With the Super Visa, parents and grandparents are able to move freely throughout Canada for up to two years. Unlike a traditional visitor visa, the Super Visa is valid for up to 10 years or the validity of the passport. The first visit on the Super Visa can be for up to two years and subsequent visits will be limited to 12 months.
Requirements for the sponsor of a parent or grandparent Super Visa are:
The sponsor must be the child or grandchild of the sponsored person; must provide a written commitment of financial support; and must meet the minimum income threshold for this program.
Requirements for the sponsored person (parent or grandparent) are:
The sponsored person must be the parent or grandparent of the sponsor; must be admissible to Canada as a visitor; must prove that he or she has bought Canadian medical insurance coverage for at least one year; and must undergo an Immigration Medical Examination.
SPONSOR YOUR RELATIVE
You may be eligible to sponsor some of your relatives to Canada who do not fall under the above two mentioned categories.

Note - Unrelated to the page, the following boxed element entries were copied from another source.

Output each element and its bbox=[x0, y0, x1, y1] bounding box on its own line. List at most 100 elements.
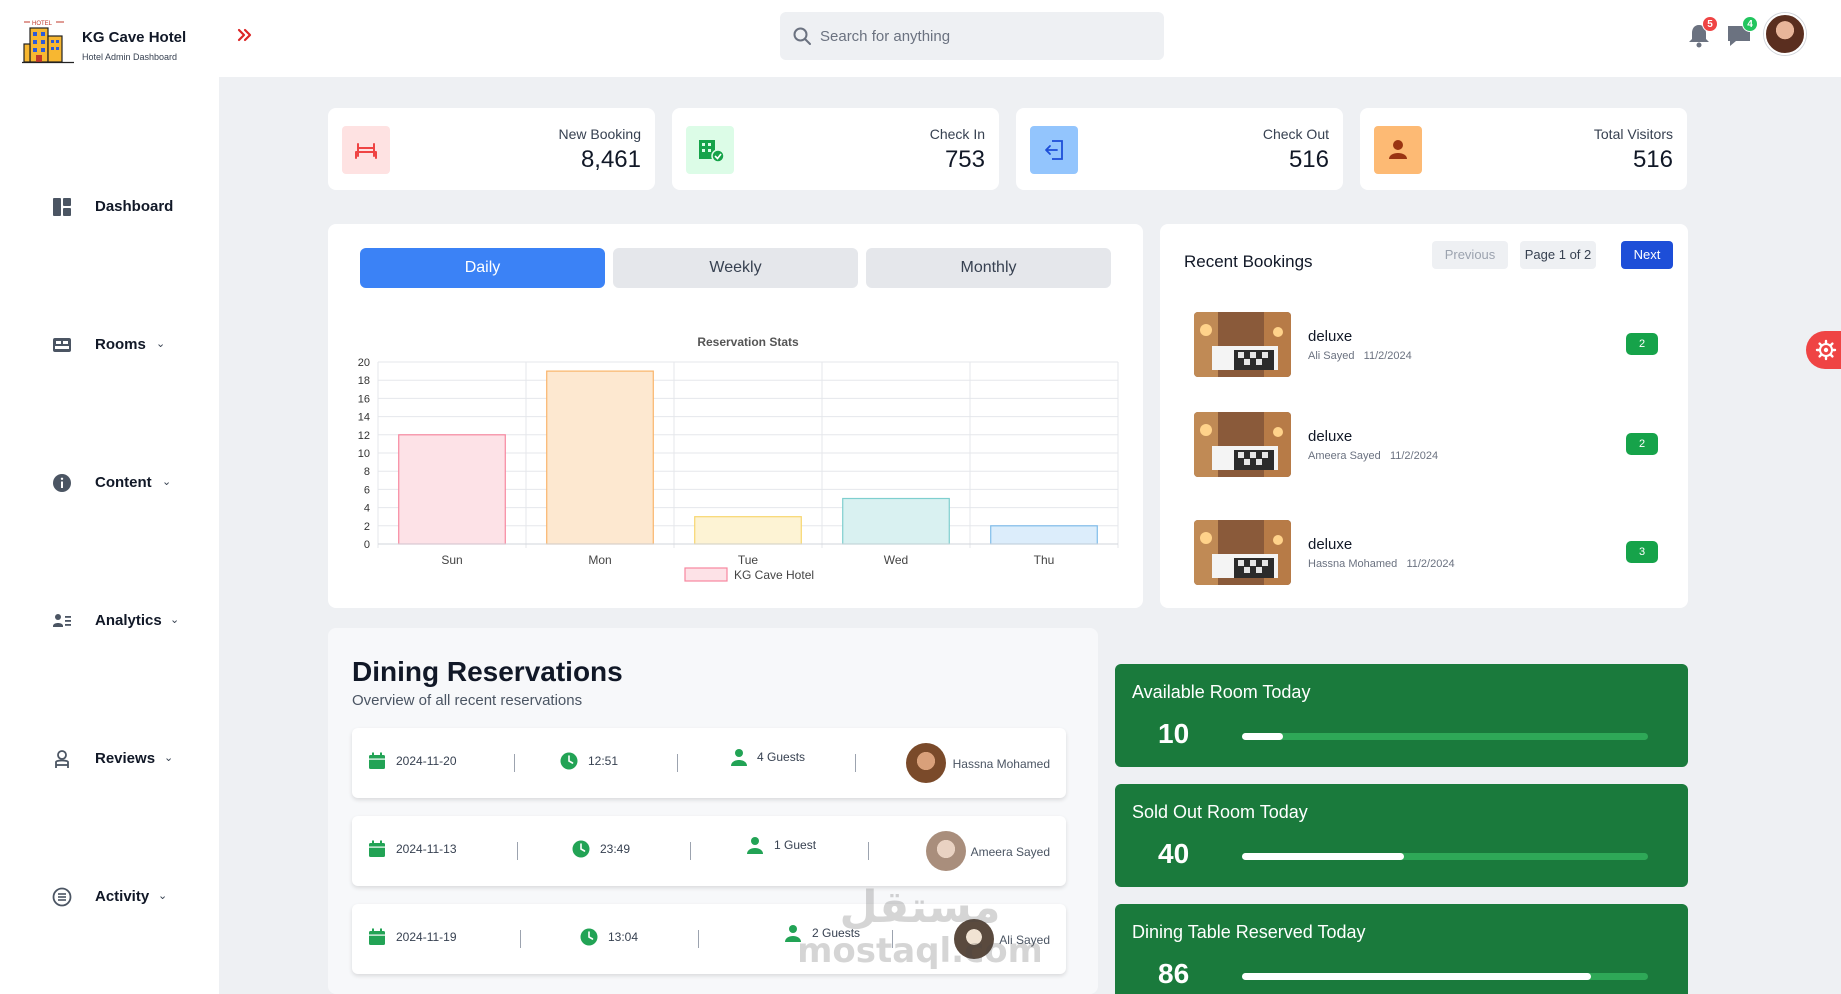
hotel-check-icon bbox=[699, 140, 725, 163]
room-thumbnail bbox=[1194, 520, 1291, 585]
summary-card-sold-out-rooms: Sold Out Room Today 40 bbox=[1115, 784, 1688, 887]
summary-title: Dining Table Reserved Today bbox=[1132, 922, 1366, 942]
chevron-down-icon: ⌄ bbox=[164, 752, 174, 764]
summary-value: 86 bbox=[1158, 958, 1190, 989]
tab-monthly[interactable]: Monthly bbox=[866, 248, 1111, 288]
chevron-down-icon: ⌄ bbox=[158, 890, 168, 902]
settings-button[interactable] bbox=[1806, 331, 1841, 369]
x-tick-label: Tue bbox=[738, 553, 759, 567]
booking-meta: Ali Sayed 11/2/2024 bbox=[1308, 350, 1412, 362]
reviews-icon bbox=[55, 750, 69, 768]
chevron-down-icon: ⌄ bbox=[170, 614, 180, 626]
list-item[interactable]: deluxe Hassna Mohamed 11/2/2024 3 bbox=[1194, 520, 1664, 586]
chart-title: Reservation Stats bbox=[697, 335, 799, 349]
guest-name: Hassna Mohamed bbox=[952, 757, 1050, 771]
room-thumbnail bbox=[1194, 312, 1291, 377]
x-tick-label: Sun bbox=[441, 553, 462, 567]
next-page-button[interactable]: Next bbox=[1621, 241, 1673, 269]
reservation-guests: 4 Guests bbox=[757, 750, 806, 764]
guest-name: Ali Sayed bbox=[999, 933, 1050, 947]
chevron-down-icon: ⌄ bbox=[162, 476, 172, 488]
user-avatar[interactable] bbox=[1764, 13, 1806, 55]
user-icon bbox=[1389, 140, 1407, 159]
chevron-down-icon: ⌄ bbox=[156, 338, 166, 350]
summary-value: 10 bbox=[1158, 718, 1190, 749]
divider bbox=[698, 930, 699, 948]
messages-button[interactable]: 4 bbox=[1724, 16, 1758, 50]
booking-meta: Hassna Mohamed 11/2/2024 bbox=[1308, 558, 1455, 570]
reservation-time: 13:04 bbox=[608, 930, 639, 944]
divider bbox=[514, 754, 515, 772]
sidebar-item-label: Rooms bbox=[95, 336, 146, 353]
booking-date: 11/2/2024 bbox=[1363, 350, 1412, 362]
tab-weekly[interactable]: Weekly bbox=[613, 248, 858, 288]
brand[interactable]: HOTEL KG Cave Hotel Hotel Admin Dashboar… bbox=[22, 18, 202, 66]
stat-label: New Booking bbox=[558, 126, 642, 142]
calendar-icon bbox=[369, 752, 385, 769]
reservation-date: 2024-11-20 bbox=[396, 754, 457, 768]
table-row[interactable]: 2024-11-13 23:49 1 Guest Ameera Sayed bbox=[352, 816, 1066, 886]
svg-text:HOTEL: HOTEL bbox=[32, 21, 53, 27]
sidebar-item-reviews[interactable]: Reviews ⌄ bbox=[52, 747, 212, 771]
summary-title: Sold Out Room Today bbox=[1132, 802, 1308, 822]
booking-room-type: deluxe bbox=[1308, 428, 1353, 445]
y-tick-label: 12 bbox=[358, 430, 370, 442]
table-row[interactable]: 2024-11-19 13:04 2 Guests Ali Sayed bbox=[352, 904, 1066, 974]
reservation-bar-chart: Reservation Stats 0 2 4 6 8 10 12 14 16 18 20 Sun Mon… bbox=[358, 335, 1119, 582]
sidebar-item-content[interactable]: Content ⌄ bbox=[52, 471, 212, 495]
bar-wed bbox=[842, 497, 950, 545]
user-icon bbox=[731, 749, 747, 766]
list-item[interactable]: deluxe Ameera Sayed 11/2/2024 2 bbox=[1194, 412, 1664, 478]
summary-title: Available Room Today bbox=[1132, 682, 1311, 702]
recent-bookings-card: Recent Bookings Previous Page 1 of 2 Nex… bbox=[1160, 224, 1688, 608]
sidebar-item-label: Dashboard bbox=[95, 198, 174, 215]
gear-icon bbox=[1815, 339, 1837, 361]
stat-label: Total Visitors bbox=[1593, 126, 1673, 142]
booking-guest: Ameera Sayed bbox=[1308, 450, 1381, 462]
progress-fill bbox=[1242, 733, 1283, 740]
table-row[interactable]: 2024-11-20 12:51 4 Guests Hassna Mohamed bbox=[352, 728, 1066, 798]
sidebar-toggle-button[interactable] bbox=[236, 26, 258, 48]
summary-value: 40 bbox=[1158, 838, 1190, 869]
tab-daily[interactable]: Daily bbox=[360, 248, 605, 288]
booking-date: 11/2/2024 bbox=[1389, 450, 1439, 462]
info-icon bbox=[53, 474, 71, 492]
bar-thu bbox=[990, 525, 1098, 545]
list-item[interactable]: deluxe Ali Sayed 11/2/2024 2 bbox=[1194, 312, 1664, 378]
search-bar bbox=[780, 12, 1164, 60]
sidebar-item-label: Analytics bbox=[95, 612, 162, 629]
y-tick-label: 0 bbox=[364, 539, 370, 551]
stat-value: 516 bbox=[1632, 146, 1673, 173]
divider bbox=[677, 754, 678, 772]
reservation-time: 23:49 bbox=[600, 842, 631, 856]
stat-label: Check Out bbox=[1262, 126, 1329, 142]
reservation-guests: 2 Guests bbox=[812, 926, 861, 940]
dining-title: Dining Reservations bbox=[352, 656, 623, 687]
double-chevron-right-icon bbox=[237, 28, 252, 42]
y-tick-label: 16 bbox=[358, 393, 370, 405]
progress-track bbox=[1242, 853, 1648, 860]
sidebar-item-rooms[interactable]: Rooms ⌄ bbox=[52, 333, 212, 357]
sidebar: Dashboard Rooms ⌄ Content ⌄ Analytics ⌄ bbox=[0, 77, 219, 994]
y-tick-label: 18 bbox=[358, 375, 370, 387]
booking-count-badge: 3 bbox=[1626, 541, 1658, 563]
summary-card-dining-tables: Dining Table Reserved Today 86 bbox=[1115, 904, 1688, 994]
sidebar-item-analytics[interactable]: Analytics ⌄ bbox=[52, 609, 212, 633]
legend-label: KG Cave Hotel bbox=[734, 568, 814, 582]
activity-icon bbox=[52, 887, 72, 907]
top-bar: HOTEL KG Cave Hotel Hotel Admin Dashboar… bbox=[0, 0, 1841, 77]
search-input[interactable] bbox=[820, 12, 1150, 60]
notifications-button[interactable]: 5 bbox=[1684, 16, 1718, 50]
previous-page-button[interactable]: Previous bbox=[1432, 241, 1508, 269]
y-tick-label: 14 bbox=[358, 412, 370, 424]
brand-title: KG Cave Hotel bbox=[82, 29, 187, 46]
y-tick-label: 4 bbox=[364, 503, 370, 515]
stat-icon-box bbox=[686, 126, 734, 174]
sidebar-item-activity[interactable]: Activity ⌄ bbox=[52, 885, 212, 909]
stat-value: 8,461 bbox=[580, 146, 641, 173]
y-tick-label: 2 bbox=[364, 521, 370, 533]
room-thumbnail bbox=[1194, 412, 1291, 477]
stat-value: 516 bbox=[1288, 146, 1329, 173]
sidebar-item-dashboard[interactable]: Dashboard bbox=[52, 195, 212, 219]
booking-guest: Ali Sayed bbox=[1308, 350, 1355, 362]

Orphaned close relatives: An orphaned close relative who is under the age of 18 and without a spouse, common-law partner or conjugal partner may be sponsored. They need to be related to you by blood or adoption (siblings, nephews, nieces, grandchildren).
Other relatives: You may sponsor one relative of any age who is blood-related or adopted under the condition that you don’t have a living relative you could sponsor instead, such as a spouse, common-law partner, conjugal partner, son or daughter, parent, grandparent, sibling, uncle or aunt and nephew or niece. These relatives should not already be a Canadian citizen or a permanent resident of Canada.
To sponsor a relative to become a permanent resident of Canada, you must meet set income guidelines, and should be able to financially support them beginning on the date they become permanent resident until the age of 20. The person who is being sponsored also has a responsibility to make an effort to support themselves.